In recent times, the centre of gravity attraction for global trade and economic activities has shifted to the Indo-Pacific with the Bay of Bengal economies in focus. Subsequently, there is heightened competition between global powers that have stakes in the region. The importance of connectivity has therefore come to the forefront, covering domains like digitization with interoperable regimes comprising data protection and cyber security, along with cross-border infrastructures that need attention. Nearly 1.4 billion people live along its coastlines. With 25 percent of global population inhabiting countries surrounding the Bay, the extensive resources of the region have been a major source of livelihood for these people. In the post-pandemic world, investment in these resources can very well aid economic recovery processes enabling a blue benefits-driven growth for countries in the region and promote their long-term socio-economic development.

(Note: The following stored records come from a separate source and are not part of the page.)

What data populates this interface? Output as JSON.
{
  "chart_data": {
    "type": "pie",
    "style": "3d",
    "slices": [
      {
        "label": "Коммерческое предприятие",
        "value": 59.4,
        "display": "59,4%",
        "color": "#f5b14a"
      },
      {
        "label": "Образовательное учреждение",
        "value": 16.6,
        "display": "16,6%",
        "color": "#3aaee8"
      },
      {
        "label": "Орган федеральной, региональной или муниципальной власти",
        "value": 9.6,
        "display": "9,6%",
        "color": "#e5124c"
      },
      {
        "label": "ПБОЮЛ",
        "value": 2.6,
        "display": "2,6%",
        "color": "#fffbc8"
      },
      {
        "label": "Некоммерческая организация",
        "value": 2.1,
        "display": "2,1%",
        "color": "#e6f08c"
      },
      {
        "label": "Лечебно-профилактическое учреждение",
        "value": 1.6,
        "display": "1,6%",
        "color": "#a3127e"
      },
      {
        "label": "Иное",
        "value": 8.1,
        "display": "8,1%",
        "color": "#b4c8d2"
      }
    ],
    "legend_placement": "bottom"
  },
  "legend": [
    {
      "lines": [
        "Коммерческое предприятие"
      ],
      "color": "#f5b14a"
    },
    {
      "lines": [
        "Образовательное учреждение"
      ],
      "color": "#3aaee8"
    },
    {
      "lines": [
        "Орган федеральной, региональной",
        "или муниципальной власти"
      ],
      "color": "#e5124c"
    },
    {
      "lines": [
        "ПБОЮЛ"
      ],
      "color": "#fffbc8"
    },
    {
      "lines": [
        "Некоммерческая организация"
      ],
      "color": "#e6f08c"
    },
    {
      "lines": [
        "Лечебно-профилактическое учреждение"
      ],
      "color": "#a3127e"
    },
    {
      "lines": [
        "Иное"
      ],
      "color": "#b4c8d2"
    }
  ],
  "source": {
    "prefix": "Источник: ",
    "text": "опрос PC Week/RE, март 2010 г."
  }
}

However, imminent stressors associated with climate change and anthropogenic disruptions are posing a threat to the coastal and marine ecosystems of the region affecting livelihood security of its people. Increasingly confronted with climate change-induced risks, there is an urgent need for the Bay of Bengal Blue Economies to transition towards Sustainable Ocean Economy that envisage environmental sustainability and conservation of sensitive ecologies as a linchpin for promotion of oceans-based enterprises for societal benefits.

As an inter-regional arena, the Bay of Bengal reflects security concerns prevailing in the wider Indo-Pacific such as apprehensions over freedom of navigation, terrorism, illegal activities, and environmental challenges. These threats have transnational impacts as almost eighty percent of the semi-enclosed Bay is a contiguous belt of Exclusive Economic Zones, while twenty percent qualify as the high seas. Effective security control thus requires collaboration amongst the littoral countries as well as extra-regional stakeholders in threat mapping, assessment, inter-country dialogues and security arrangements such as joint patrols.

Coastal and marine ecosystems in the Bay of Bengal region have emerged as a critical space today. Additionally, the Bay of Bengal economies should be able to sustain short run emergencies and supply chain disruptions without falling apart; and at the same time, countries should also strive toward diminishing their external dependency and increase the efficacy of the domestic production and consumption processes. As a fundamental pillar of any security framework is attaining knowledge or awareness about threats in the concerned domain, collaboration in developing Maritime Domain Awareness or MDA is a cardinal requirement in the Bay. However, the nuance of implementing MDA needs to be analyzed if robust systems of intelligence gathering are to be built and functional networks for information exchange are to be designed, to secure the Bay’s future. Moreover, the close collaboration of regional actor is required to face any calamity in future without falling apart and the threats which are going to be posed by extra regional actors.